No—DOS is an OS. He’s talking about incorporating device drivers into applications. No OS on the machine at all.
I'm pretty sure one could do that in DOS.
Essentially an OS could be written into an app to take over the machine.
Though provoking article. I guess I’d have three points.
1. If the number of connections coming into a web server becomes too large, then just spawn multiple instances (probably virtual) and then load balance between them. In other words this really may not be as real a problem as the article would have you believe.
2. Running apps on bare metal - I mean you could do it but you’d have to reinvent a lot of wheels like memory management, tcp/ip stacks, disk i/o, semaphores and locks and the list goes on. At some point someone would say I can do all that low level stuff for you and you can focus on your app - so you’d be back to a kernel of one sort or another in pretty short order.
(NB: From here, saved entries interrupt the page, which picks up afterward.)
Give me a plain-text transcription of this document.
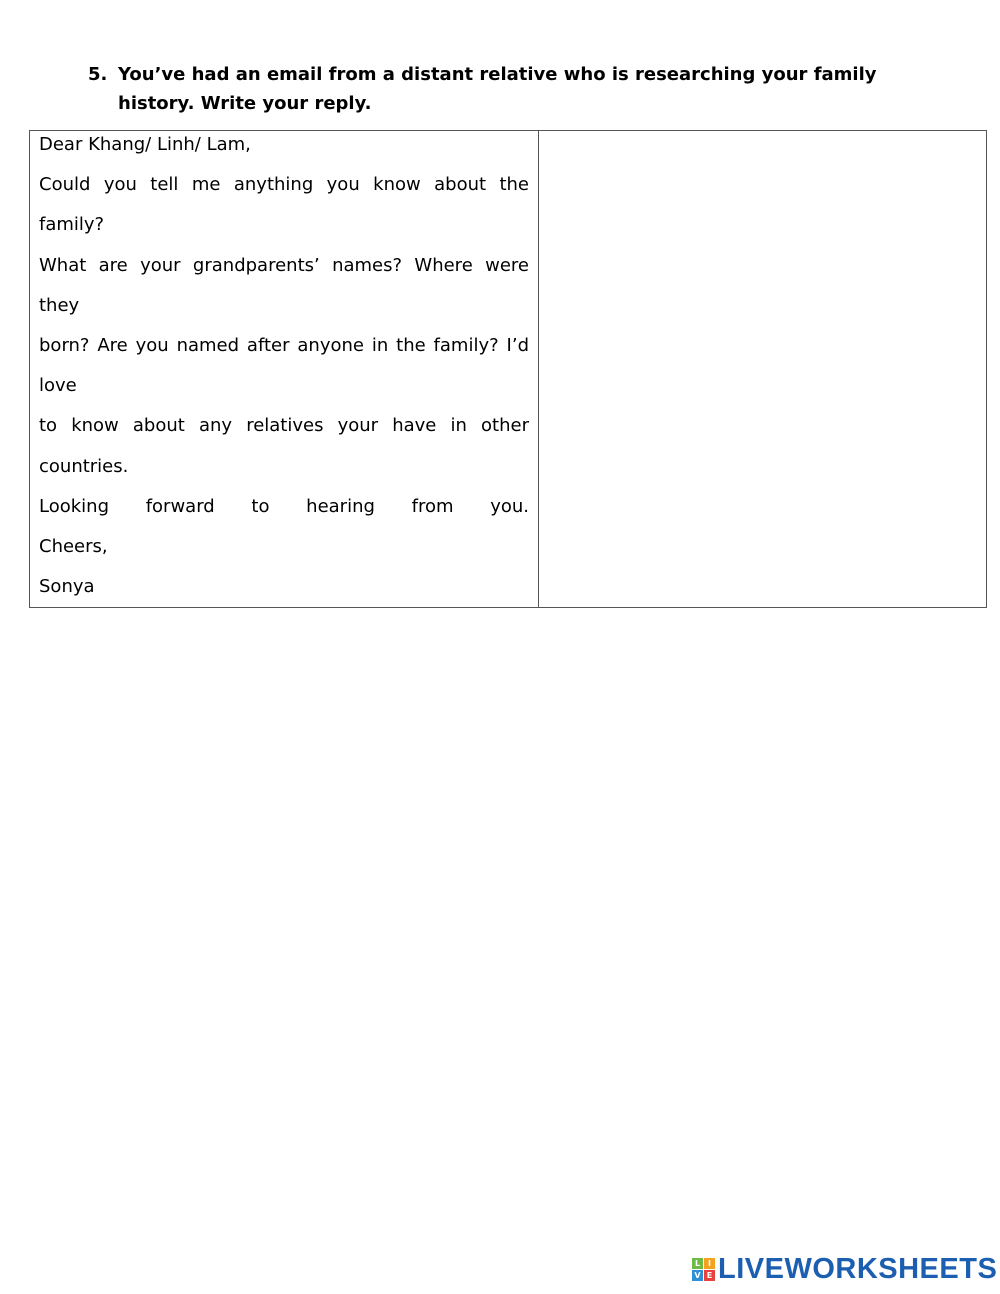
5. You’ve had an email from a distant relative who is researching your family history. Write your reply.
Dear Khang/ Linh/ Lam,
Could you tell me anything you know about the family?
What are your grandparents’ names? Where were they
born? Are you named after anyone in the family? I’d love
to know about any relatives your have in other countries.
Looking forward to hearing from you.
Cheers,
Sonya

L I
V E LIVEWORKSHEETS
What might be interesting is to have a control plane that runs on top of a conventional kernel and a data plane that bypasses all that stuff and just retrieves the data. Not completely sure how that would work but I could roughly speaking imagine that.
3. The other practical thing that could be done is to try to optimize the pressure points in the existing kernels. Find a way to do lookups in constant or log time instead of O(N). This approach will likely happen.
Funny how things come full circle. Didn't Wordstar used to come with all its printer drivers?